[部活の地域移行] 格差抑える改革探ろう
( 8/10 付 )

 公立中学校の運動部活動が大きな転機を迎えている。スポーツ庁の有識者会議が6月、休日の活動を地域のスポーツクラブや民間業者などに委ねるべきだとする「地域移行」を提言した。
 山間部や離島を除き、2023年度から3年間を「改革集中期間」に位置付け、将来は平日にも広げる考えだ。
 しかし、指導者の確保など課題は山積みだ。地域の事情や家庭の経済状況により、生徒が受けられる指導に格差が生じる懸念もある。国や自治体、学校は、改革に伴う格差を可能な限り抑える道筋を探らなければならない。
 地域移行の背景にあるのは少子化の進行と、教員の長時間労働の解消だ。
 部員減少で日頃の練習もままならず、単独で団体競技のチームを組めない学校が増える中、生徒がスポーツに親しむ機会を確保する狙いがある。
 教員の負担も重い。放課後に加えて休日も指導や引率に当たることが、長時間労働の一因と指摘される。
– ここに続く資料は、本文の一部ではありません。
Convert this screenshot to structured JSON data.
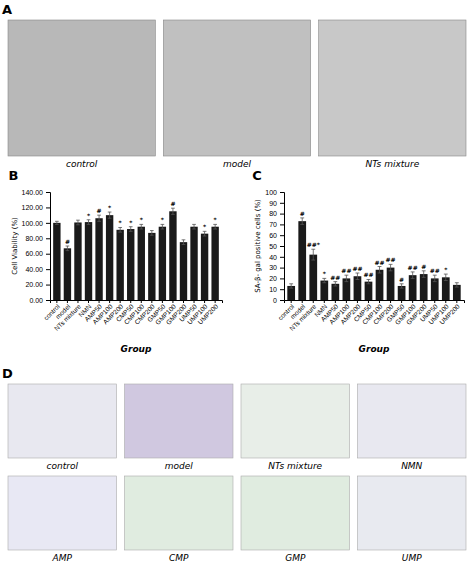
{
  "chart_data": [
    {
      "type": "image",
      "title": "A",
      "categories": [
        "control",
        "model",
        "NTs mixture"
      ]
    },
    {
      "type": "bar",
      "title": "B",
      "x_label": "Group",
      "y_label": "Cell Viability (%)",
      "categories": [
        "control",
        "model",
        "NTs mixture",
        "NMN",
        "AMP50",
        "AMP100",
        "AMP200",
        "CMP50",
        "CMP100",
        "CMP200",
        "GMP50",
        "GMP100",
        "GMP200",
        "UMP50",
        "UMP100",
        "UMP200"
      ],
      "values": [
        100.0,
        67.0,
        100.5,
        101.0,
        106.0,
        110.0,
        91.0,
        92.0,
        95.0,
        87.0,
        95.0,
        115.0,
        75.0,
        95.0,
        86.0,
        95.0
      ],
      "errors": [
        2.0,
        3.0,
        3.0,
        3.0,
        4.0,
        4.0,
        3.0,
        3.0,
        3.0,
        3.0,
        3.0,
        4.0,
        3.0,
        3.0,
        3.0,
        3.0
      ],
      "color": "#1a1a1a",
      "ylim": [
        0,
        140
      ],
      "yticks": [
        {
          "value": 0,
          "label": "0.00"
        },
        {
          "value": 20,
          "label": "20.00"
        },
        {
          "value": 40,
          "label": "40.00"
        },
        {
          "value": 60,
          "label": "60.00"
        },
        {
          "value": 80,
          "label": "80.00"
        },
        {
          "value": 100,
          "label": "100.00"
        },
        {
          "value": 120,
          "label": "120.00"
        },
        {
          "value": 140,
          "label": "140.00"
        }
      ],
      "annotations": [
        {
          "category": "model",
          "text": "#"
        },
        {
          "category": "NMN",
          "text": "*"
        },
        {
          "category": "AMP50",
          "text": "#"
        },
        {
          "category": "AMP100",
          "text": "*"
        },
        {
          "category": "AMP200",
          "text": "*"
        },
        {
          "category": "CMP50",
          "text": "*"
        },
        {
          "category": "CMP100",
          "text": "*"
        },
        {
          "category": "GMP50",
          "text": "*"
        },
        {
          "category": "GMP100",
          "text": "#"
        },
        {
          "category": "UMP100",
          "text": "*"
        },
        {
          "category": "UMP200",
          "text": "*"
        }
      ]
    },
    {
      "type": "bar",
      "title": "C",
      "x_label": "Group",
      "y_label": "SA-β- gal positive cells (%)",
      "categories": [
        "control",
        "model",
        "NTs mixture",
        "NMN",
        "AMP50",
        "AMP100",
        "AMP200",
        "CMP50",
        "CMP100",
        "CMP200",
        "GMP50",
        "GMP100",
        "GMP200",
        "UMP50",
        "UMP100",
        "UMP200"
      ],
      "values": [
        13.0,
        73.0,
        42.0,
        18.0,
        15.0,
        20.0,
        22.0,
        17.0,
        28.0,
        30.0,
        13.0,
        23.0,
        24.0,
        20.0,
        21.0,
        14.0
      ],
      "errors": [
        2.0,
        3.0,
        5.0,
        2.0,
        2.0,
        3.0,
        3.0,
        2.0,
        3.0,
        3.0,
        2.0,
        3.0,
        3.0,
        3.0,
        3.0,
        2.0
      ],
      "color": "#1a1a1a",
      "ylim": [
        0,
        100
      ],
      "yticks": [
        0,
        10,
        20,
        30,
        40,
        50,
        60,
        70,
        80,
        90,
        100
      ],
      "annotations": [
        {
          "category": "model",
          "text": "#"
        },
        {
          "category": "NTs mixture",
          "text": "##*"
        },
        {
          "category": "NMN",
          "text": "*"
        },
        {
          "category": "AMP50",
          "text": "##"
        },
        {
          "category": "AMP100",
          "text": "##"
        },
        {
          "category": "AMP200",
          "text": "##"
        },
        {
          "category": "CMP50",
          "text": "##"
        },
        {
          "category": "CMP100",
          "text": "##"
        },
        {
          "category": "CMP200",
          "text": "##"
        },
        {
          "category": "GMP50",
          "text": "#"
        },
        {
          "category": "GMP100",
          "text": "##"
        },
        {
          "category": "GMP200",
          "text": "#"
        },
        {
          "category": "UMP50",
          "text": "##"
        },
        {
          "category": "UMP100",
          "text": "*"
        }
      ]
    },
    {
      "type": "image",
      "title": "D",
      "categories": [
        "control",
        "model",
        "NTs mixture",
        "NMN",
        "AMP",
        "CMP",
        "GMP",
        "UMP"
      ],
      "colors": [
        "#e8e8f0",
        "#d0c8e0",
        "#e8eee8",
        "#e8e8f0",
        "#e8e8f4",
        "#e0ece0",
        "#e0ece0",
        "#e8eaf0"
      ]
    }
  ]
}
未経験の競技の顧問を担わされることもあり、悩みを深めるケースも少なくない。
 学校単位で運営し、教員の熱意や犠牲に頼る部活動を、現状のまま維持するのは困難だ。地域に受け皿を求めた提言は広く理解を得られるだろう。
 ただスポーツクラブなどの委託先で活動するか、学校で外部人材に専門的な指導を受けるかという提言を、鹿児島県内の全ての地域で実現するのは容易ではない。過疎地では拠点や人材の不足が予想され、公共交通が縮小する地域では送迎も課題となるためだ。
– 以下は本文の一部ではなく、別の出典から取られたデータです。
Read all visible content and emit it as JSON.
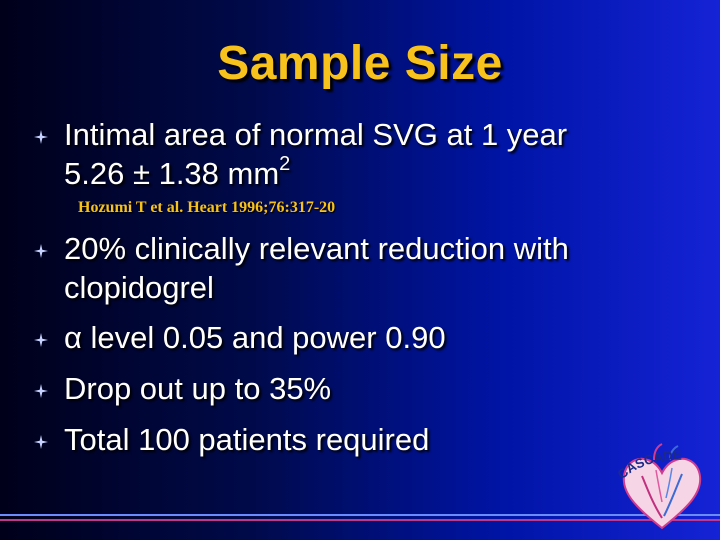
{
  "slide": {
    "title": "Sample Size",
    "bullets": [
      {
        "line1": "Intimal area of normal SVG at 1 year",
        "line2_prefix": "5.26 ± 1.38 mm",
        "line2_sup": "2"
      },
      {
        "text": "20% clinically relevant reduction with clopidogrel"
      },
      {
        "text": "α level 0.05 and power 0.90"
      },
      {
        "text": "Drop out up to 35%"
      },
      {
        "text": "Total 100 patients required"
      }
    ],
    "citation": "Hozumi T et al. Heart 1996;76:317-20",
    "logo_text": "CASCADE"
  },
  "colors": {
    "title": "#f8c21c",
    "text": "#ffffff",
    "citation": "#f8c21c",
    "footer_line_1": "#6b8cff",
    "footer_line_2": "#c0388c"
  },
  "icons": {
    "bullet": "four-point-star-icon",
    "logo": "cascade-heart-logo"
  }
}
 県内で対応に動き出したのが薩摩川内市である。市独自の「外部指導者バンク」を新設し、指導希望者を一元リスト化して地域へのスムーズな移行を図る。事故対応や生徒への暴力などがないよう指導の質を保つ研修も行う。
 休日の指導を希望する教員もいるはずだ。許可を得て地域部活動の運営主体の下で従事する「兼職兼業」が認められており、活用してもらいたい。うやむやな形で教員に押しつけることがないよう、運用には注意が必要だ。
 外部委託の場合、謝礼や会費が生じ、家庭の負担が増える可能性がある。民間団体の運営では、指導や保険の費用が従来より1人当たり年間約1万7000円高くなるとの試算もある。
 外部指導者は十分な報酬がなければ長続きできないだろう。経済的理由で生徒が部活動をやめる事態も避けたい。困窮する家庭の支援は不可欠だ。自治体だけで支えるのは難しく、国には財源を確保する責任がある。
 部活動が学校外に門戸を開くことは、地域スポーツ全体の発展につながる可能性がある。一方、生徒指導への影響を不安視する声も聞かれる。保護者や住民、当事者の中学生を交えて丁寧な議論を重ね、それぞれの地域にふさわしい枠組みを整える必要があろう。